= File deletion =

Removal of a file from a computer's file system

Deletion is often represented by a waste container

File deletion is the removal of a file from a computer's file system.

All operating systems include commands for deleting files (rm on Unix and Linux, era in CP/M and DR-DOS, del/erase in MS-DOS/PC DOS, DR-DOS, Microsoft Windows etc.). File managers also provide a convenient way of deleting files. Files may be deleted one-by-one, or a whole blacklist directory tree may be deleted.

== Purpose ==

Examples of reasons for deleting files are:
- Freeing the disk space
- Removing duplicate or unnecessary data to avoid confusion
- Making sensitive information unavailable to others
- Removing an operating system or blanking a hard drive

== Accidental removal ==

A common problem with deleting files is the accidental removal of information that later proves to be important. A common method to prevent this is to back up files regularly. Erroneously deleted files may then be found in archives.

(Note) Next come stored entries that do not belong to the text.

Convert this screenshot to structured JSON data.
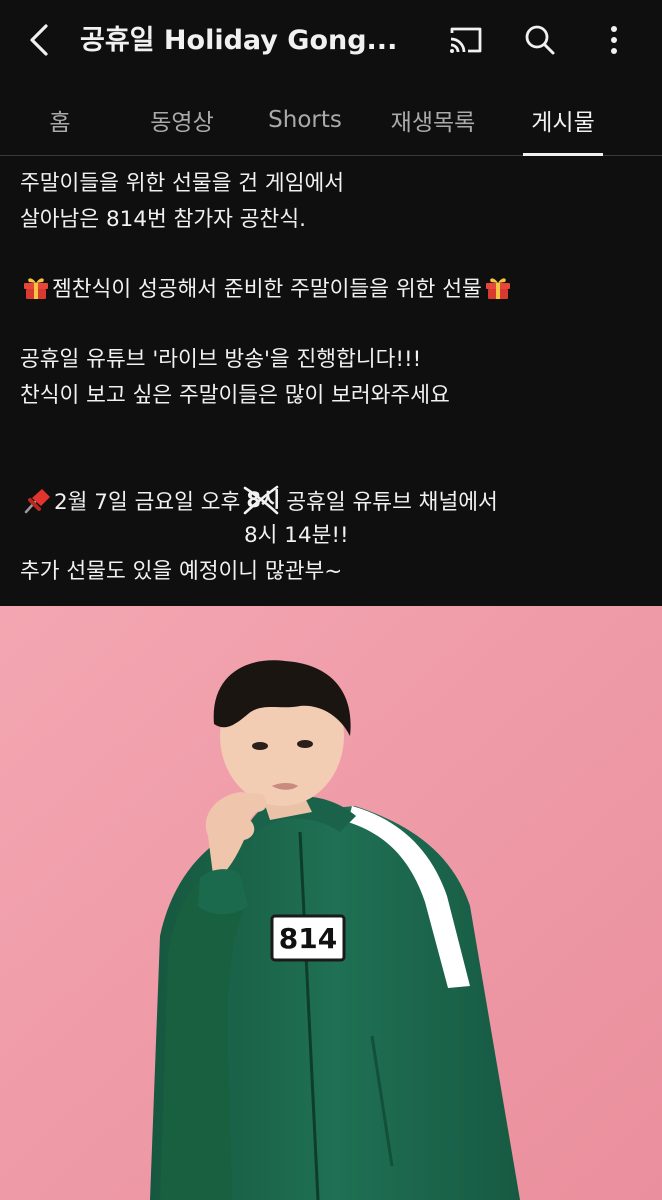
{
  "appbar": {
    "title": "공휴일 Holiday Gong...",
    "icons": [
      "back-arrow-icon",
      "cast-icon",
      "search-icon",
      "more-vert-icon"
    ]
  },
  "tabs": [
    {
      "label": "홈",
      "active": false
    },
    {
      "label": "동영상",
      "active": false
    },
    {
      "label": "Shorts",
      "active": false
    },
    {
      "label": "재생목록",
      "active": false
    },
    {
      "label": "게시물",
      "active": true
    }
  ],
  "post": {
    "line1": "주말이들을 위한 선물을 건 게임에서",
    "line2": "살아남은 814번 참가자 공찬식.",
    "line3": "젬찬식이 성공해서 준비한 주말이들을 위한 선물",
    "line4": "공휴일 유튜브 '라이브 방송'을 진행합니다!!!",
    "line5": "찬식이 보고 싶은 주말이들은 많이 보러와주세요",
    "line6_before": "2월 7일 금요일 오후",
    "line6_struck": "8시",
    "line6_after": "공휴일 유튜브 채널에서",
    "line7": "8시 14분!!",
    "line8": "추가 선물도 있을 예정이니 많관부~",
    "emojis": [
      "gift-icon",
      "pushpin-icon"
    ]
  },
  "photo": {
    "jersey_number": "814",
    "colors": {
      "background": "#f0a0ac",
      "jacket": "#1e6b50",
      "stripe": "#ffffff"
    }
  },
  "colors": {
    "app_background": "#0f0f0f",
    "text_primary": "#f1f1f1",
    "text_secondary": "#aaaaaa"
  }
}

Another technique often used is not to delete files instantly, but to move them to a temporary directory whose contents can then be deleted at will. This is how the "recycle bin" or "trash can" works. Microsoft Windows and Apple's macOS, as well as some Linux distributions, all employ this strategy.

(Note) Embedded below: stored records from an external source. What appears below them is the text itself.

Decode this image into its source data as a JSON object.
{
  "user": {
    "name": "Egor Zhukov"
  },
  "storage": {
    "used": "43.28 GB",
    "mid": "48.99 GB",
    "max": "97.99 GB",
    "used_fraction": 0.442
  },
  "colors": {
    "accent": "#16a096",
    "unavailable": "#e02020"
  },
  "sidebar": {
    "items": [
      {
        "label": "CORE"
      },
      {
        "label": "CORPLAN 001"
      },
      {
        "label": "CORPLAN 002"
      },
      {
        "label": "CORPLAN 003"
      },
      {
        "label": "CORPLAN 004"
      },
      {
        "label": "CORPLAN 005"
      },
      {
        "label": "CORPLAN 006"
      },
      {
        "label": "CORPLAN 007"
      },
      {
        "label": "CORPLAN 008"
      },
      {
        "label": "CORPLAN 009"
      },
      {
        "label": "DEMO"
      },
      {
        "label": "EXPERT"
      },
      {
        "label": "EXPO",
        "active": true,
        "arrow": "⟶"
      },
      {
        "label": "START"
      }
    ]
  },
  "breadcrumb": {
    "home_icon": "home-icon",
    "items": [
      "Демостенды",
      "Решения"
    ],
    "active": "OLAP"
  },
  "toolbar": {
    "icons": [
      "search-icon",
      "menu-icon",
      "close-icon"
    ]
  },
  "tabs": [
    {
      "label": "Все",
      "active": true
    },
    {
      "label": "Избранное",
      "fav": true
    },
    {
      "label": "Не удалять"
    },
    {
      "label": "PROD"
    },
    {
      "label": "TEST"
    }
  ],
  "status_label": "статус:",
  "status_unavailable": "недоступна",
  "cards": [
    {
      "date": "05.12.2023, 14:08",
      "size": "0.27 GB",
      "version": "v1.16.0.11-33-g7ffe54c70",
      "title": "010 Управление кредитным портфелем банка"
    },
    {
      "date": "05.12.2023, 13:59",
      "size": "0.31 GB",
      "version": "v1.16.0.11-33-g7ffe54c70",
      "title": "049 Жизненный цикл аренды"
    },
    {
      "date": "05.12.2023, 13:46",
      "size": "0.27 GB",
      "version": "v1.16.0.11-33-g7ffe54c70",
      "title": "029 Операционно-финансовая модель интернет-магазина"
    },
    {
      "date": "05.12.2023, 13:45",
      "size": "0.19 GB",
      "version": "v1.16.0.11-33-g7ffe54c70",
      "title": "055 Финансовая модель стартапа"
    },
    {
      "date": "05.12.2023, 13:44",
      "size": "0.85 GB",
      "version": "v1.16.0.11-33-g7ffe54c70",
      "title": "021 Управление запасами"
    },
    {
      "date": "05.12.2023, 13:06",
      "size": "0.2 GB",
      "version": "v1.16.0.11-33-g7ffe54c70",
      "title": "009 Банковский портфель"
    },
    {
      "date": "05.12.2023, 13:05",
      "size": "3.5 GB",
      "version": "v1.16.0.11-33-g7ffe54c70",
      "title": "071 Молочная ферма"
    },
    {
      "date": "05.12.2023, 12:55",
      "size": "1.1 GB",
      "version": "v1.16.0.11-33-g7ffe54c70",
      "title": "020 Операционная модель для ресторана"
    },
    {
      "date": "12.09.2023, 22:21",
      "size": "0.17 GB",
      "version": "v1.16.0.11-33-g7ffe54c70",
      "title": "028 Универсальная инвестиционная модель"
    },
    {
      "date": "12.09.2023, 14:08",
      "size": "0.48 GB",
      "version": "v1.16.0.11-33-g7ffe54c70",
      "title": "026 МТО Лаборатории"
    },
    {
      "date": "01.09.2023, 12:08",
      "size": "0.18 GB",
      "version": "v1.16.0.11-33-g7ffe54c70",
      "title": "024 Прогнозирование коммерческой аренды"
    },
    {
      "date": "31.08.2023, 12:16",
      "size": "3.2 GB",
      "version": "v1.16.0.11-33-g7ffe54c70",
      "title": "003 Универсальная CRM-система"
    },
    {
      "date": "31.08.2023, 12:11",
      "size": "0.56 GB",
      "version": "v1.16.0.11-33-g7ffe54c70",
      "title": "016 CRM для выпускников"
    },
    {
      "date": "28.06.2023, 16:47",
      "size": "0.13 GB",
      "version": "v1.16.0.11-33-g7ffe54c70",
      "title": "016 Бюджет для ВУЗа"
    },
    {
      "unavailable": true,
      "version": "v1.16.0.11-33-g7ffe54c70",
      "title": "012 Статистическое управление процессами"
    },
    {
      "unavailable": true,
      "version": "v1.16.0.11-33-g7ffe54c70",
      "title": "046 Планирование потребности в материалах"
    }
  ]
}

In MS-DOS, one can use the undelete command. In MS-DOS the "deleted" files are not really deleted, but only marked as deleted—so they could be undeleted during some time, until the disk blocks they used are eventually taken up by other files. This is how data recovery programs work, by scanning for files that have been marked as deleted. As the space is freed up per byte, rather than per file, this can sometimes cause data to be recovered incompletely. Defragging a drive may prevent undeletion, as the blocks used by deleted file might be overwritten since they are marked as "empty".

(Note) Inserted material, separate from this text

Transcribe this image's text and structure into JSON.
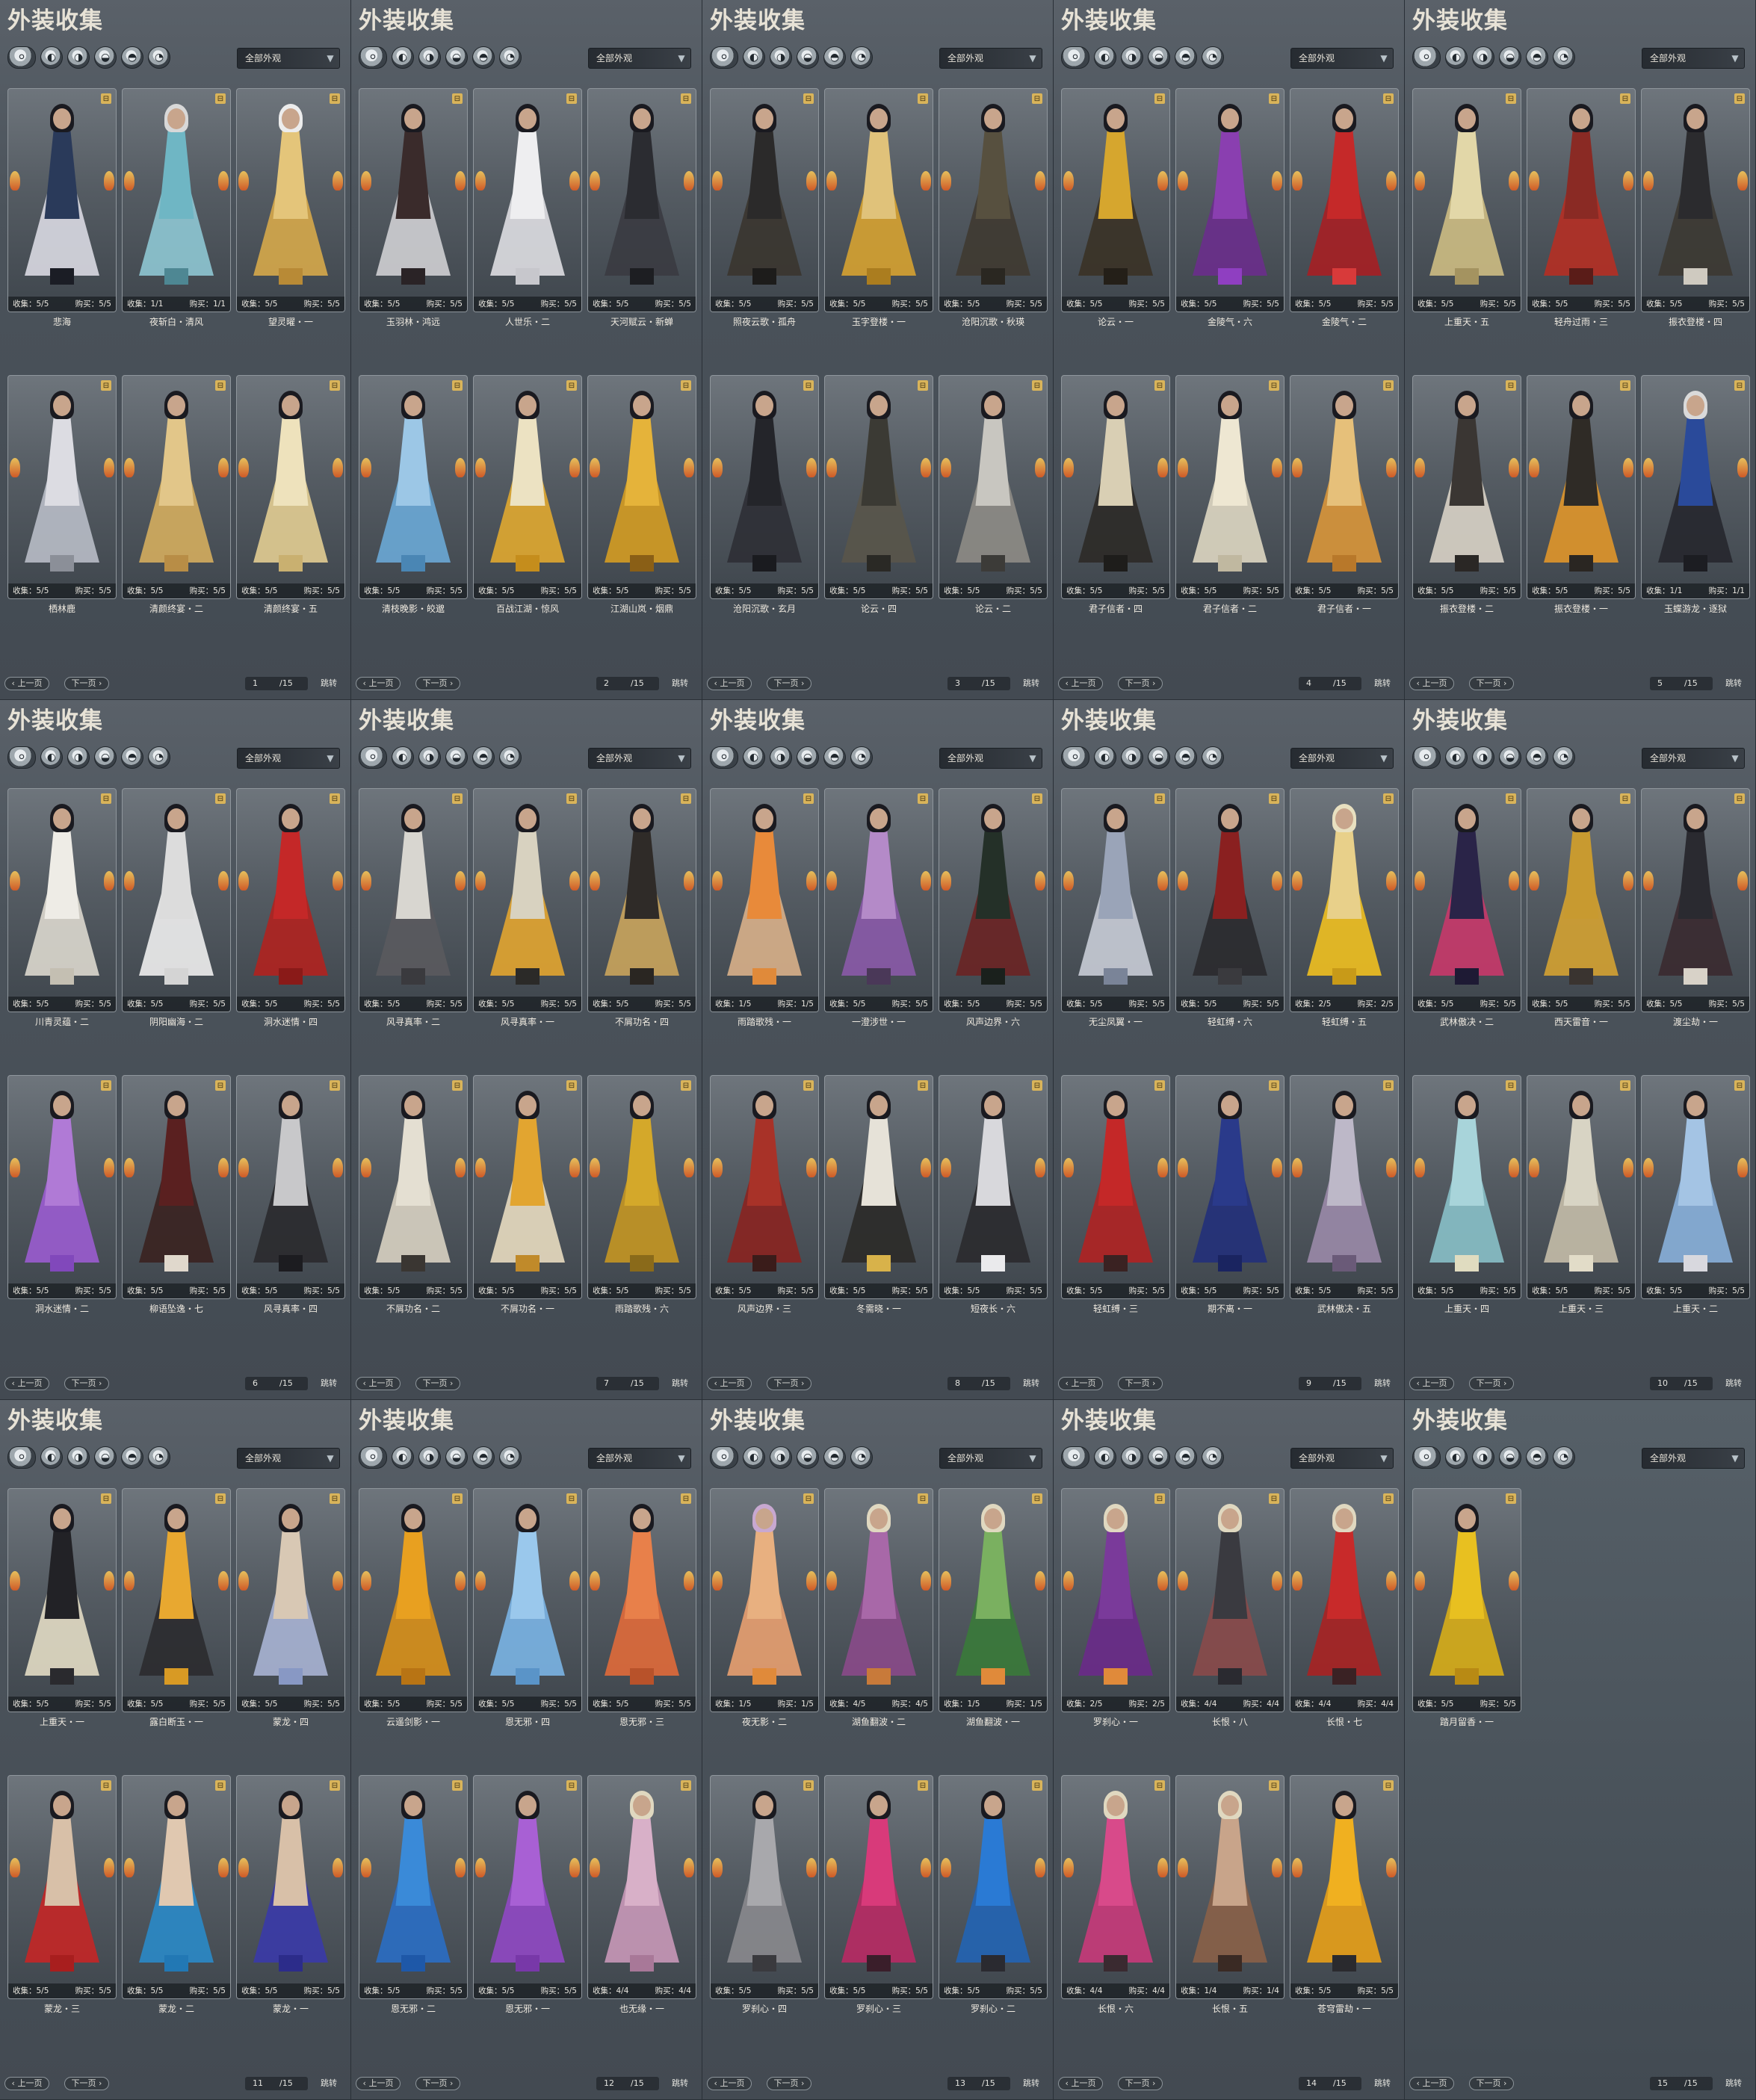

Another precautionary measure is to mark important files as read-only. Many operating systems will warn the user trying to delete such files. Where file-system permissions exist, users who lack the necessary permissions are only able to delete their own files, preventing the erasure of other people's work or critical system files.

== Sensitive data ==

The common problem with sensitive data is that deleted files are not really erased and so may be recovered by interested parties. Most file systems only remove the link to data. But even overwriting parts of the disk with something else or formatting it may not guarantee that the sensitive data is completely unrecoverable. Special software is available that overwrites data, and modern (post-2001) ATA drives include a secure erase command in firmware. However, high-security applications and high-security enterprises can sometimes require that a disk drive be physically destroyed to ensure data is not recoverable, as microscopic changes in head alignment and other effects can mean even such measures are not guaranteed. When the data is encrypted only the encryption key has to be unavailable. Crypto-shredding is the practice of 'deleting' data by (only) deleting or overwriting the encryption keys.